Suppose that AI capability research is done, but AI safety research is ongoing. Any of the major players can launch an AI at the press of a button to win the cosmos. The longer everyone waits, the lower the chance that the cosmos is paperclips. The default is that someone will press the button once they prefer their chance at an intact cosmos to risking the race going on further. This unfortunate situation could be helped by the fact that pressing the button need not be obvious by the other players. So suppose that the winner decides to lay low and smite whoever presses the button thereafter*. Then other people would have an incentive not to press the button that goes up over time!

Let paperclip probability p(t):=e^-t decay exponentially. Let t' be the last time at which the one other player wouldn't press the button. What mixed button-pressing strategy do we employ to make the get-smitten probability shore up the fading paperclip probability? At time t>=t', we press the button with probability density -p'(t)=e^-t. Then the probability that our strategy ever causes paperclips is .5*e^-2t'.

*He could also just figure out what everyone else would do in any situation and reward accordingly as a strategy against one-boxers, or copy the planet ten times over as a strategy against thirders, but this variant should work against your average human. (Turns out a large amount of strategies become available once you're omnipotent. Suggest more.)

New Comment
2 comments, sorted by Click to highlight new comments since: Today at 1:35 PM

I think I see the point, but I'm not convinced it's actually feasible, because it requires a precommitment guaranteed by everyone. Yet for humans, it seems intuitive that the winner (if she doesn't create paperclips) will use the power right away, which goes against the precommitment, and thus the precommitment is ineffective.

Does this objection makes sense to you, or do you think I am confused by your proposal?

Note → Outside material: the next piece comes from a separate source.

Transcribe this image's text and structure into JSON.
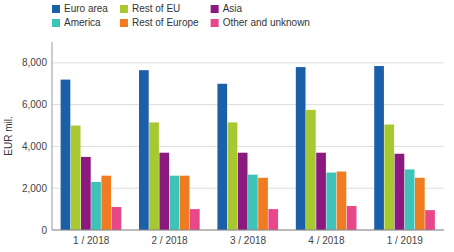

Indeed players might follow a different strategy than they declare. A player can only verify another player's precommitment after pressing the button (or through old-fashioned espionage of their button setup). But I find it reasonable to expect that a player, seeing the shape of the AI race and what is needed to prevent mutual destruction, would actually design their AGI to use a decision theory that would follow through on the precommitment. Humans may not be intuitively compelled by weird decision theories, but they can expect someone to write an AGI that uses them. Although even a human may find giving other players what they deserve more important than not letting the world as we know it continue for another decade.

Compare to Dr. Strangelove's doomsday machine. We expect that a human in the loop would not follow through, but we can't expect that no human would build such a machine.